From my earlier posting, you all know that I like xterms with dark backgrounds and white foregrounds. I’ve always liked typing that way — probably from my old terminal days. I gave up on trying to make MS Word (You can do white on blue, albeit it’s a very bright blue) do that — and anyway word processing is different than a terminal to me any day.
Of course, Linux likes to colorize directory listings — and I can’t see the dark, dark blue of directory entries against my black background. So, on to figuring out why it’s doing that and to make it stop…
LS_OPTIONS looks like it will do the trick, so I set it to –color=none and export it into my environment. No luck. Maybe it needs to be set in my login shell, and since it’s my machine and I think everyone should turn it off, I edit /etc/profile and set it there. Logout / login — still no luck.
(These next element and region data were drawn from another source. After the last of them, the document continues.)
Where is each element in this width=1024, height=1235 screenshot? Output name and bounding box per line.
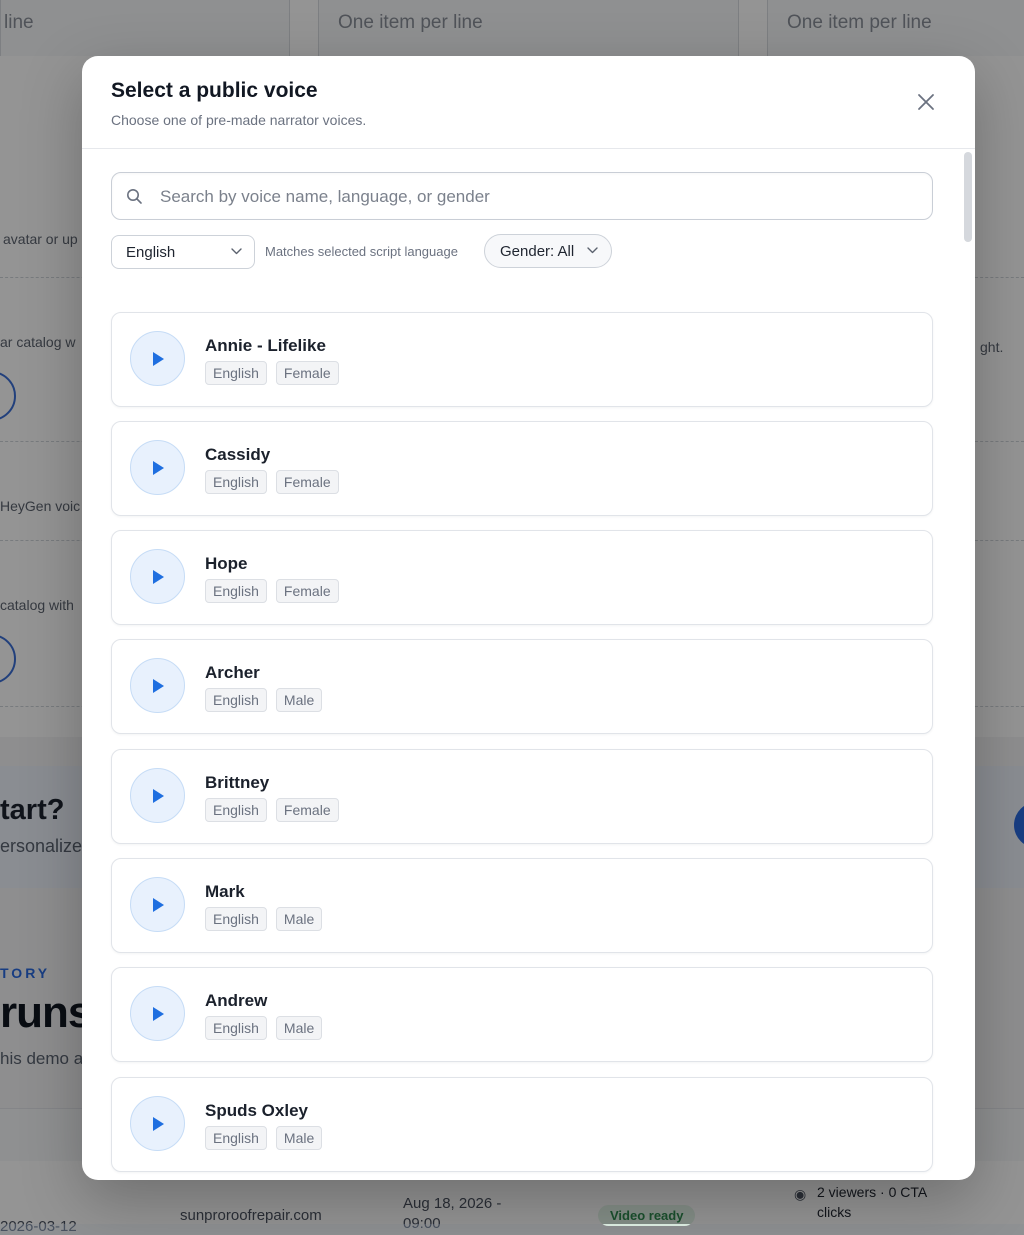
gender-tag: Female bbox=[275, 470, 339, 494]
voice-name: Andrew bbox=[205, 991, 268, 1010]
voice-card[interactable]: Cassidy English Female bbox=[111, 421, 933, 516]
language-tag: English bbox=[205, 798, 267, 822]
play-icon bbox=[153, 1117, 164, 1131]
voice-name: Brittney bbox=[205, 773, 270, 792]
gender-select-value: Gender: All bbox=[500, 243, 575, 260]
modal-header: Select a public voice Choose one of pre-… bbox=[82, 56, 975, 149]
play-icon bbox=[153, 1007, 164, 1021]
play-icon bbox=[153, 679, 164, 693]
gender-tag: Male bbox=[275, 1016, 323, 1040]
close-button[interactable] bbox=[912, 88, 940, 116]
voice-card[interactable]: Spuds Oxley English Male bbox=[111, 1077, 933, 1172]
modal-subtitle: Choose one of pre-made narrator voices. bbox=[111, 112, 367, 128]
voice-card[interactable]: Annie - Lifelike English Female bbox=[111, 312, 933, 407]
play-icon bbox=[153, 461, 164, 475]
close-icon bbox=[918, 94, 934, 110]
voice-card[interactable]: Mark English Male bbox=[111, 858, 933, 953]
play-button[interactable] bbox=[130, 877, 185, 932]
gender-select[interactable]: Gender: All bbox=[484, 234, 612, 268]
voice-card[interactable]: Archer English Male bbox=[111, 639, 933, 734]
gender-tag: Female bbox=[275, 579, 339, 603]
play-icon bbox=[153, 789, 164, 803]
language-tag: English bbox=[205, 688, 267, 712]
voice-card[interactable]: Hope English Female bbox=[111, 530, 933, 625]
voice-tags: English Male bbox=[205, 907, 323, 931]
play-button[interactable] bbox=[130, 768, 185, 823]
language-tag: English bbox=[205, 579, 267, 603]
play-icon bbox=[153, 570, 164, 584]
modal-body[interactable]: English Matches selected script language… bbox=[82, 149, 975, 1180]
voice-tags: English Female bbox=[205, 470, 339, 494]
language-tag: English bbox=[205, 470, 267, 494]
voice-card[interactable]: Brittney English Female bbox=[111, 749, 933, 844]
language-filter-hint: Matches selected script language bbox=[265, 244, 458, 259]
search-box bbox=[111, 172, 933, 221]
play-icon bbox=[153, 898, 164, 912]
gender-tag: Male bbox=[275, 1126, 323, 1150]
play-button[interactable] bbox=[130, 658, 185, 713]
search-icon bbox=[127, 189, 142, 204]
gender-tag: Female bbox=[275, 798, 339, 822]
voice-tags: English Female bbox=[205, 798, 339, 822]
voice-tags: English Female bbox=[205, 579, 339, 603]
voice-name: Annie - Lifelike bbox=[205, 336, 326, 355]
voice-name: Hope bbox=[205, 554, 248, 573]
search-input[interactable] bbox=[158, 173, 922, 221]
language-select-value: English bbox=[126, 244, 176, 261]
voice-name: Mark bbox=[205, 882, 245, 901]
voice-name: Archer bbox=[205, 663, 260, 682]
voice-name: Spuds Oxley bbox=[205, 1101, 308, 1120]
gender-tag: Male bbox=[275, 688, 323, 712]
play-icon bbox=[153, 352, 164, 366]
gender-tag: Female bbox=[275, 361, 339, 385]
language-tag: English bbox=[205, 1016, 267, 1040]
chevron-down-icon bbox=[231, 248, 242, 255]
voice-tags: English Male bbox=[205, 688, 323, 712]
voice-tags: English Female bbox=[205, 361, 339, 385]
play-button[interactable] bbox=[130, 549, 185, 604]
gender-tag: Male bbox=[275, 907, 323, 931]
language-select[interactable]: English bbox=[111, 235, 255, 269]
modal-title: Select a public voice bbox=[111, 79, 318, 102]
language-tag: English bbox=[205, 1126, 267, 1150]
play-button[interactable] bbox=[130, 440, 185, 495]
chevron-down-icon bbox=[587, 247, 598, 254]
scrollbar-thumb[interactable] bbox=[964, 152, 972, 242]
voice-name: Cassidy bbox=[205, 445, 271, 464]
voice-tags: English Male bbox=[205, 1016, 323, 1040]
language-tag: English bbox=[205, 907, 267, 931]
play-button[interactable] bbox=[130, 331, 185, 386]
voice-tags: English Male bbox=[205, 1126, 323, 1150]
scrollbar-track[interactable] bbox=[962, 149, 975, 1180]
voice-select-modal: Select a public voice Choose one of pre-… bbox=[82, 56, 975, 1180]
voice-card[interactable]: Andrew English Male bbox=[111, 967, 933, 1062]
language-tag: English bbox=[205, 361, 267, 385]
play-button[interactable] bbox=[130, 986, 185, 1041]
play-button[interactable] bbox=[130, 1096, 185, 1151]
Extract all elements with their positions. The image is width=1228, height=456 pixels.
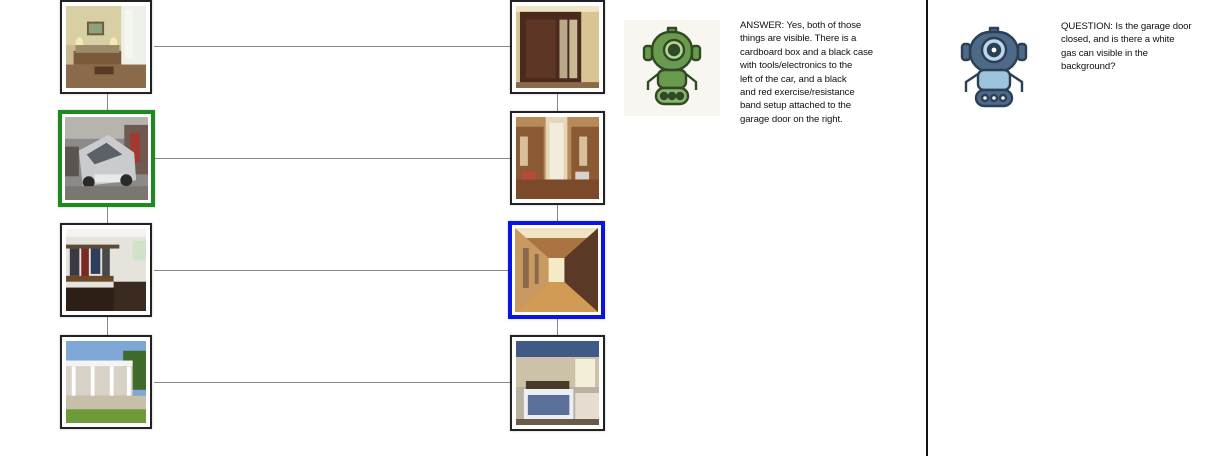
question-line-3: gas can visible in the (1061, 47, 1148, 59)
robot-icon (960, 26, 1028, 108)
edge-row-4 (154, 382, 512, 383)
panel-divider (926, 0, 928, 456)
question-line-1: QUESTION: Is the garage door (1061, 21, 1192, 32)
image-node-bedroom[interactable] (510, 335, 605, 431)
image-node-long-hallway[interactable] (508, 221, 605, 319)
edge-row-1 (154, 46, 512, 47)
edge-right-1-2 (557, 93, 558, 111)
image-node-living-room[interactable] (60, 0, 152, 94)
image-node-closet-hallway[interactable] (510, 111, 605, 205)
answer-line-3: cardboard box and a black case (740, 46, 873, 58)
image-node-pergola-patio[interactable] (60, 335, 152, 429)
edge-left-1-2 (107, 93, 108, 111)
answer-line-5: left of the car, and a black (740, 73, 847, 85)
answer-line-6: and red exercise/resistance (740, 87, 855, 99)
robot-icon (642, 26, 702, 106)
answer-prefix: ANSWER: (740, 20, 785, 31)
question-line-2: closed, and is there a white (1061, 34, 1175, 46)
edge-row-2 (154, 158, 512, 159)
edge-left-3-4 (107, 317, 108, 335)
edge-left-2-3 (107, 205, 108, 223)
answer-bot-avatar (624, 20, 720, 116)
answer-line-4: with tools/electronics to the (740, 60, 853, 72)
answer-text: ANSWER: Yes, both of those things are vi… (740, 19, 920, 126)
edge-row-3 (154, 270, 512, 271)
question-bot-avatar (956, 22, 1032, 112)
edge-right-3-4 (557, 317, 558, 335)
answer-line-7: band setup attached to the (740, 100, 852, 112)
question-line-4: background? (1061, 61, 1116, 73)
image-node-front-door[interactable] (510, 0, 605, 94)
answer-line-8: garage door on the right. (740, 113, 843, 125)
question-text: QUESTION: Is the garage door closed, and… (1061, 20, 1221, 74)
image-node-mudroom[interactable] (60, 223, 152, 317)
answer-line-1: Yes, both of those (786, 20, 862, 31)
image-node-garage-car[interactable] (58, 110, 155, 207)
answer-line-2: things are visible. There is a (740, 33, 857, 45)
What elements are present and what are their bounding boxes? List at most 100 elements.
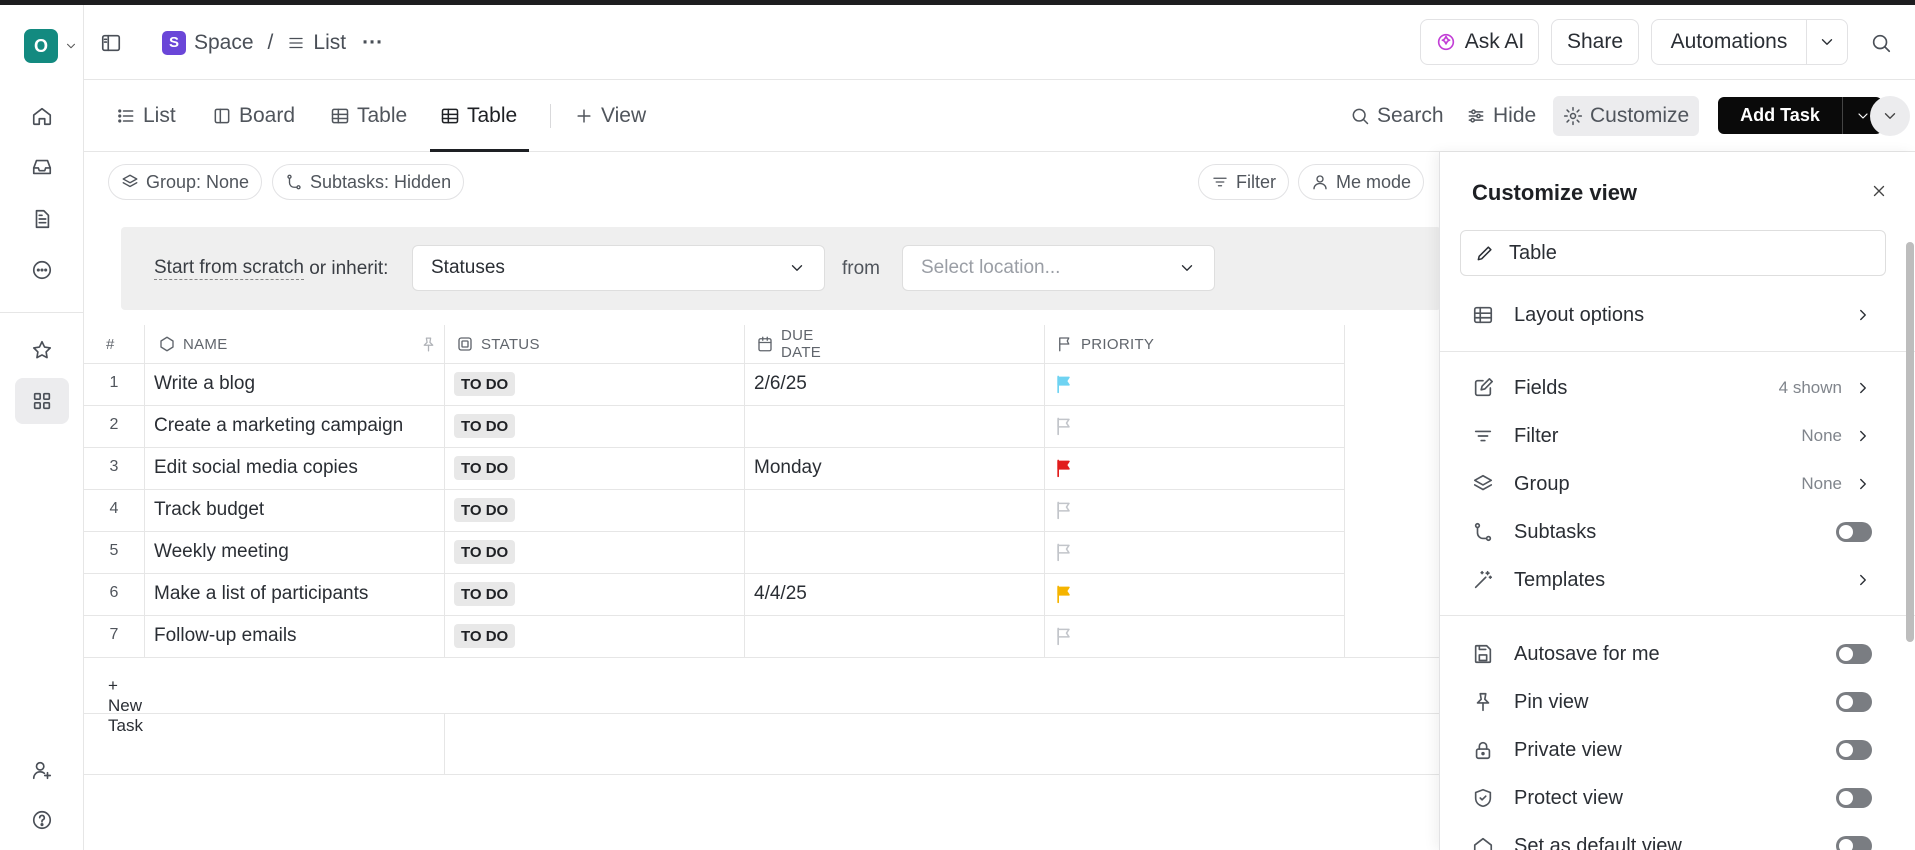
priority-flag-icon[interactable]: [1054, 626, 1074, 646]
priority-flag-icon[interactable]: [1054, 374, 1074, 394]
search-tool[interactable]: Search: [1350, 96, 1444, 136]
table-icon: [1472, 304, 1496, 326]
priority-flag-icon[interactable]: [1054, 416, 1074, 436]
priority-flag-icon[interactable]: [1054, 458, 1074, 478]
layout-options-row[interactable]: Layout options: [1472, 298, 1872, 332]
breadcrumb-list[interactable]: List: [313, 31, 346, 55]
close-icon[interactable]: [1870, 182, 1888, 200]
table-icon: [330, 106, 350, 126]
task-name[interactable]: Make a list of participants: [154, 583, 368, 605]
tab-label: List: [143, 104, 176, 127]
protect-view-label: Protect view: [1514, 786, 1623, 809]
row-number: 6: [109, 584, 119, 601]
private-view-toggle[interactable]: [1836, 740, 1872, 760]
inbox-icon[interactable]: [22, 147, 62, 187]
chevron-down-icon[interactable]: [64, 39, 78, 53]
group-pill[interactable]: Group: None: [108, 164, 263, 200]
automations-button[interactable]: Automations: [1651, 19, 1848, 65]
tab-table-active[interactable]: Table: [440, 80, 517, 152]
default-view-toggle[interactable]: [1836, 836, 1872, 850]
tab-list[interactable]: List: [116, 80, 176, 152]
priority-flag-icon[interactable]: [1054, 542, 1074, 562]
status-badge[interactable]: TO DO: [454, 456, 516, 480]
chevron-down-icon[interactable]: [1807, 33, 1847, 51]
pin-icon[interactable]: [420, 336, 437, 353]
panel-scrollbar[interactable]: [1906, 242, 1914, 642]
location-select[interactable]: Select location...: [902, 245, 1215, 291]
panel-title: Customize view: [1472, 180, 1638, 205]
home-icon[interactable]: [22, 96, 62, 136]
protect-view-toggle[interactable]: [1836, 788, 1872, 808]
breadcrumb-more-button[interactable]: ···: [362, 31, 383, 55]
row-number: 5: [109, 542, 119, 559]
autosave-toggle[interactable]: [1836, 644, 1872, 664]
table-row[interactable]: 6 Make a list of participants TO DO 4/4/25: [84, 573, 1344, 615]
subtasks-pill[interactable]: Subtasks: Hidden: [272, 164, 465, 200]
filter-pill[interactable]: Filter: [1198, 164, 1289, 200]
workspace-avatar[interactable]: O: [24, 29, 58, 63]
view-name-input[interactable]: Table: [1460, 230, 1886, 276]
help-icon[interactable]: [22, 800, 62, 840]
spaces-grid-icon[interactable]: [15, 378, 69, 424]
due-header-label: DUE DATE: [781, 327, 822, 361]
table-row[interactable]: 7 Follow-up emails TO DO: [84, 615, 1344, 657]
customize-tool[interactable]: Customize: [1553, 96, 1700, 136]
task-name[interactable]: Track budget: [154, 499, 264, 521]
ask-ai-button[interactable]: Ask AI: [1420, 19, 1539, 65]
status-badge[interactable]: TO DO: [454, 624, 516, 648]
table-icon: [440, 106, 460, 126]
workspace-initial: O: [33, 35, 48, 56]
star-icon[interactable]: [22, 330, 62, 370]
docs-icon[interactable]: [22, 199, 62, 239]
col-header-priority[interactable]: PRIORITY: [1056, 325, 1154, 363]
tab-board[interactable]: Board: [212, 80, 295, 152]
status-badge[interactable]: TO DO: [454, 582, 516, 606]
fields-row[interactable]: Fields 4 shown: [1472, 371, 1872, 405]
collapse-chevron-icon[interactable]: [1870, 96, 1910, 136]
sidebar-toggle-icon[interactable]: [100, 5, 122, 80]
task-name[interactable]: Edit social media copies: [154, 457, 358, 479]
templates-row[interactable]: Templates: [1472, 563, 1872, 597]
table-row[interactable]: 4 Track budget TO DO: [84, 489, 1344, 531]
task-name[interactable]: Write a blog: [154, 373, 255, 395]
priority-flag-icon[interactable]: [1054, 500, 1074, 520]
due-date[interactable]: 4/4/25: [754, 583, 807, 605]
breadcrumb-space[interactable]: Space: [194, 31, 254, 55]
share-button[interactable]: Share: [1551, 19, 1639, 65]
layers-icon: [121, 173, 139, 191]
priority-flag-icon[interactable]: [1054, 584, 1074, 604]
more-circle-icon[interactable]: [22, 250, 62, 290]
breadcrumb: S Space / List ···: [162, 5, 383, 80]
add-task-button[interactable]: Add Task: [1718, 97, 1882, 134]
hide-tool[interactable]: Hide: [1466, 96, 1536, 136]
subtasks-toggle[interactable]: [1836, 522, 1872, 542]
me-mode-pill[interactable]: Me mode: [1298, 164, 1425, 200]
col-header-due[interactable]: DUE DATE: [756, 325, 821, 363]
status-badge[interactable]: TO DO: [454, 414, 516, 438]
due-date[interactable]: Monday: [754, 457, 822, 479]
status-badge[interactable]: TO DO: [454, 498, 516, 522]
tab-table[interactable]: Table: [330, 80, 407, 152]
pin-view-toggle[interactable]: [1836, 692, 1872, 712]
status-badge[interactable]: TO DO: [454, 540, 516, 564]
add-view-button[interactable]: View: [574, 80, 646, 152]
table-row[interactable]: 1 Write a blog TO DO 2/6/25: [84, 363, 1344, 405]
col-header-status[interactable]: STATUS: [456, 325, 540, 363]
status-badge[interactable]: TO DO: [454, 372, 516, 396]
chevron-right-icon: [1854, 571, 1872, 589]
task-name[interactable]: Weekly meeting: [154, 541, 289, 563]
col-header-name[interactable]: NAME: [158, 325, 448, 363]
task-name[interactable]: Follow-up emails: [154, 625, 297, 647]
invite-user-icon[interactable]: [22, 750, 62, 790]
statuses-select[interactable]: Statuses: [412, 245, 825, 291]
search-icon[interactable]: [1870, 5, 1892, 80]
start-from-scratch-link[interactable]: Start from scratch: [154, 257, 304, 280]
table-row[interactable]: 5 Weekly meeting TO DO: [84, 531, 1344, 573]
new-task-button[interactable]: + New Task: [108, 676, 143, 736]
table-row[interactable]: 3 Edit social media copies TO DO Monday: [84, 447, 1344, 489]
due-date[interactable]: 2/6/25: [754, 373, 807, 395]
task-name[interactable]: Create a marketing campaign: [154, 415, 403, 437]
filter-row[interactable]: Filter None: [1472, 419, 1872, 453]
table-row[interactable]: 2 Create a marketing campaign TO DO: [84, 405, 1344, 447]
group-row[interactable]: Group None: [1472, 467, 1872, 501]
Maybe ls is aliased? Yep — I run “alias ls” and I see that it is. Since I don’t have an alias file I wonder where global aliases are set. Maybe /etc/alias or /etc/aliases? No, no such file exists.
Go back and look at /etc/profile — at the end of the file it goes to /etc/profile.d and runs every .sh file in that directory — odd. One of those is colorls.sh which of course sets a whole bunch of aliases for ls. So I rename colorls.sh to colorls.sh.org, re-login and poof! No more colors.
I don’t like aliasing commands — leads to confusion. About the only commands I alias are cd and vi (points to vim nowadays….).
Edit: I’ve since learned that LS_OPTIONS doesn’t do anything anyway — ls doesn’t look at it. It’s only used when aliasing ls… (rolls eyes).